ボートボーイとは、船で最下層の仕事である掃除係あるいは雑用係を意味する。カリブではボートボ−イは黒人ばかりで、逆にキャプテンは、チャーター船、プライベート船を問わず、まず白人であるといってよい。
ここにもうひとつ、別のタイプのボートボーイがいる。東カリブ海のクルージングは彼らの洗礼を受けずに通り過ぎることはできない。
サンタルチア島のマリゴット湾は、緑の丘に抱きかかえられるように、深い、2つのまるい入り江をもつ絶景のアンカレッジだ。セールをたたみ、エンジンでマリゴット湾の入り口に近づこうとしたところ、陸から水しぶきをあげて、ワッとばかりにこちらに迫ってくる一団がいるではないか。
十数人になろうか、浮遊物であれば何でも使えるといった感じで、自作カヌーらしきものやら、半分に割れたサーフボードやら、あるいは流木やドアにライフジャケットを縛りつけたものなどで、我先にと我々のヨットまでやってきて、ヨットの横にしがみつく。そして、「おれが、お前のすべてのめんどうをみてやる」「新鮮な野菜はいらないか」「アンカレッジまで案内する」「コカコーラをくれ」「何処から来た」「何日いるのだ」と一斉にガナリたてるのである。何人かは、濡れてぼろぼろになった、他のヨットからの推薦状のようなものをかざしている。

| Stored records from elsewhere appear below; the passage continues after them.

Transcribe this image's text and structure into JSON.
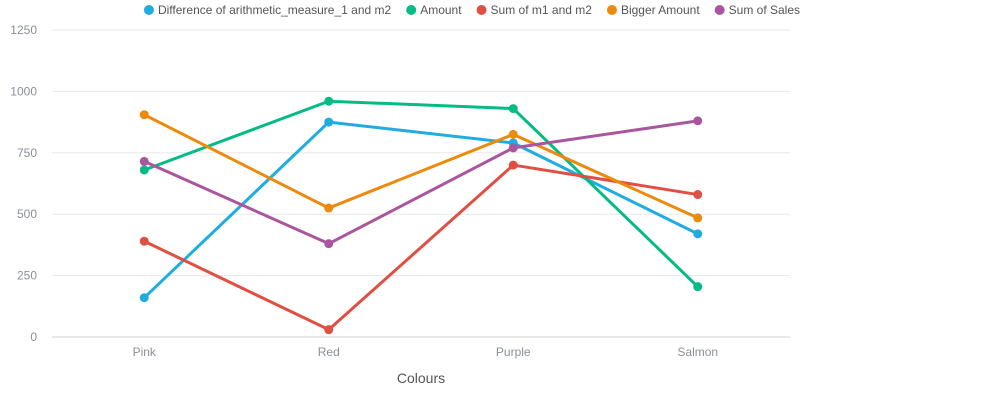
{
  "chart_data": {
    "type": "line",
    "xlabel": "Colours",
    "ylabel": "",
    "ylim": [
      0,
      1250
    ],
    "yticks": [
      0,
      250,
      500,
      750,
      1000,
      1250
    ],
    "ytick_labels": [
      "0",
      "250",
      "500",
      "750",
      "1000",
      "1250"
    ],
    "categories": [
      "Pink",
      "Red",
      "Purple",
      "Salmon"
    ],
    "grid": true,
    "legend_position": "top",
    "series": [
      {
        "name": "Difference of arithmetic_measure_1 and m2",
        "color": "#20acdf",
        "values": [
          160,
          875,
          790,
          420
        ]
      },
      {
        "name": "Amount",
        "color": "#04bb86",
        "values": [
          680,
          960,
          930,
          205
        ]
      },
      {
        "name": "Sum of m1 and m2",
        "color": "#e04f43",
        "values": [
          390,
          30,
          700,
          580
        ]
      },
      {
        "name": "Bigger Amount",
        "color": "#ec8a0c",
        "values": [
          905,
          525,
          825,
          485
        ]
      },
      {
        "name": "Sum of Sales",
        "color": "#a9569f",
        "values": [
          715,
          380,
          770,
          880
        ]
      }
    ]
  }
}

ボートボーイの襲撃と呼ぶにふさわしい集団訪問を受けたとき、私の連れ合いはの恐れをなして緊張のあまり顔を引きつらせていた。私のほうは、すでにアラブの国々での強引な物売りやインドのバクシーシを体験していて、こうした状況を受け流す術を多少心得てはいたが、それにしてもスザマシイ攻撃である。
ヨットはエンジンで動いているので、両舷に彼らを引きずり、ぶら下げるかっこうになる。誰かがバランスを崩して転んだりすれば、プロペラに巻き込まれる可能性があり、危険なことこのうえない。ともかく湾に入り、錨を入れる。もちろんその間、ボートボーイたちはずっとヨットの両舷につかまってセールス活動を続けているのだ。

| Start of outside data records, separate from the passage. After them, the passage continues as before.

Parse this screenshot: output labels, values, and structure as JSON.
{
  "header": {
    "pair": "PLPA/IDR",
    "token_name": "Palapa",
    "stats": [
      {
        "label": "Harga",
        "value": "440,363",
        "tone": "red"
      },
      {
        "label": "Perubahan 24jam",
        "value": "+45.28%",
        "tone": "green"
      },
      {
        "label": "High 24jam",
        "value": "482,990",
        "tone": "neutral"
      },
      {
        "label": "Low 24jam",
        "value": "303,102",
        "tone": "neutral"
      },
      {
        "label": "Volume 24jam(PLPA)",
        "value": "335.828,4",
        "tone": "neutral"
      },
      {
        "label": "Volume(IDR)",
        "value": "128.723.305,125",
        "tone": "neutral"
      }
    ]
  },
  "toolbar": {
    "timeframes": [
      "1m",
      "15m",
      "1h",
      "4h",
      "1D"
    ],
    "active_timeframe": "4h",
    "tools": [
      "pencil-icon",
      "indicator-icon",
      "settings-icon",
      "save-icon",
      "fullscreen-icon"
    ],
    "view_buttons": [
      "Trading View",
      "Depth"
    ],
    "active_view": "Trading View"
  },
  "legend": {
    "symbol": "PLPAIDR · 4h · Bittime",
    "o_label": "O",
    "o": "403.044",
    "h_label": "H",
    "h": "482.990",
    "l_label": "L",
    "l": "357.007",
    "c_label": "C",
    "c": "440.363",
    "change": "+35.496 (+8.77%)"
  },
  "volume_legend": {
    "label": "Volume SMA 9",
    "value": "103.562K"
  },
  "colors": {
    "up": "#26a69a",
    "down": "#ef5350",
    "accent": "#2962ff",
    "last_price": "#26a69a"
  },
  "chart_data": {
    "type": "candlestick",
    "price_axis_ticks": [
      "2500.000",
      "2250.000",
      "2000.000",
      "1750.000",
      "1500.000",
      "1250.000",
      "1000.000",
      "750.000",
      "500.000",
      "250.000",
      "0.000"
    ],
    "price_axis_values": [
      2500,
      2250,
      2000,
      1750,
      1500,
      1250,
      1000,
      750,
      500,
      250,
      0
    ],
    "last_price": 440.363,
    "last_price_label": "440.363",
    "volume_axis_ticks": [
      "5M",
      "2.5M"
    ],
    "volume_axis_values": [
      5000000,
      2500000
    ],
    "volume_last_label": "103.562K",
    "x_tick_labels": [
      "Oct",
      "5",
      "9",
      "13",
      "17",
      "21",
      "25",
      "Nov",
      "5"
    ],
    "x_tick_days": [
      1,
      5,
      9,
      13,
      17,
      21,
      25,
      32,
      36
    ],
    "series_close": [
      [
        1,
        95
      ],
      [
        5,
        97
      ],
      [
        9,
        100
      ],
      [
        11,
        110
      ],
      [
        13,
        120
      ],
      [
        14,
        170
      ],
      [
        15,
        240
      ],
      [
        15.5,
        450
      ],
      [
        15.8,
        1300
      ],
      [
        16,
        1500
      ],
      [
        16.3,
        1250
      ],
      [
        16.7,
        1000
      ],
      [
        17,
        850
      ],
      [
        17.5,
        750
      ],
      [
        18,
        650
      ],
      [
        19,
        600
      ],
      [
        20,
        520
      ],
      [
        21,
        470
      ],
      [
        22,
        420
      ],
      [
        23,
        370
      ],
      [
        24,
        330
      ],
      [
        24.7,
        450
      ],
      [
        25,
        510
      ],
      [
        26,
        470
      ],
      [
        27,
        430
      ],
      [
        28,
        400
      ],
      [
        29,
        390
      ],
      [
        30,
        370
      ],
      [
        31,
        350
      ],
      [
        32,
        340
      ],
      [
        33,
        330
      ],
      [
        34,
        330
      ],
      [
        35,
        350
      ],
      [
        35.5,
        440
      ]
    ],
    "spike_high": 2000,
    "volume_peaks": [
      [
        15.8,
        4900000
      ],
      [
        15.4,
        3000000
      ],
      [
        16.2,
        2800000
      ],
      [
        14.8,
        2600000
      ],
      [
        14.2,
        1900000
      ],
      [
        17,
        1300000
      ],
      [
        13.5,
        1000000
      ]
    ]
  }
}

カリブクルージングの古強者から教わったとおり、彼らの1人を指名し、「ここにいる間は、お前を担当者にするから他の者を寄せ付けるな」と言い渡す。もちろん、指名料を払わなければならないのは、どこかの国のあやしげなバーと変わらない。ただし、こちらの場合は1日3〜5ドルくらいのものだが。

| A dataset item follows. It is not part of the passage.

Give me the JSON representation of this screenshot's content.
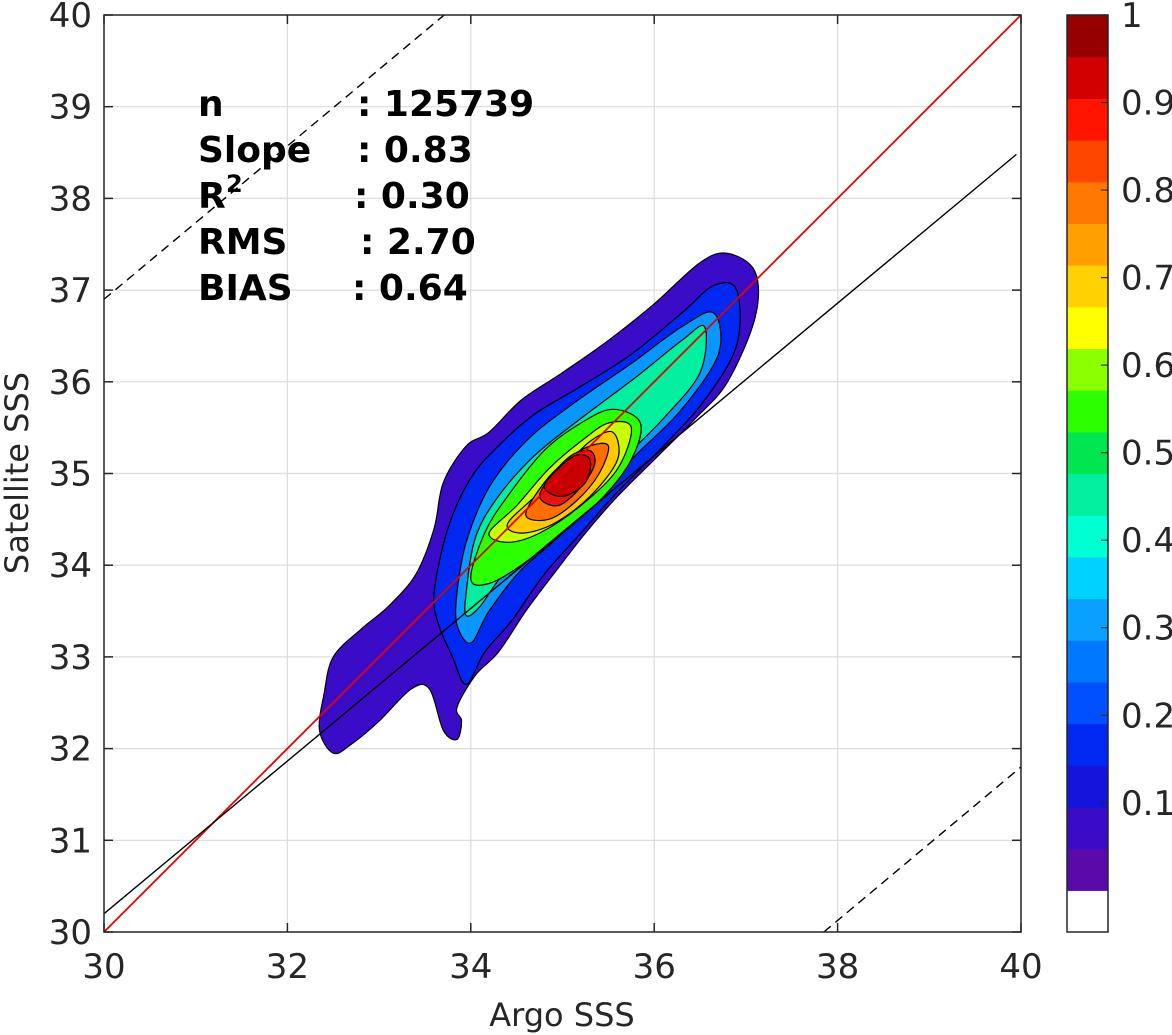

そのときは、比較的おとなしそうな「ポセイドン」という大そうな名のティーンエイジャーを世話役にしたのだが、これは人選をあやまった。このポセイドン先生は我がヨットに積んでいないコカコーラやTシャツをねだるばかりで、マンゴーやカボチャなどを注文しても、まだ青くてとても食べられないのを持って来るし、他のボートボーイからの攻撃も防御してくれなかった。2〜3日目からは、朝早くから何人もの選考漏れボートボーイの訪問を許し、当人はもっと金持ちそうで、冷えたコカコーラを山ほど積んだアメリカのヨット専属へと移籍した。もちろん彼から我々に対して移籍料の話はなかった。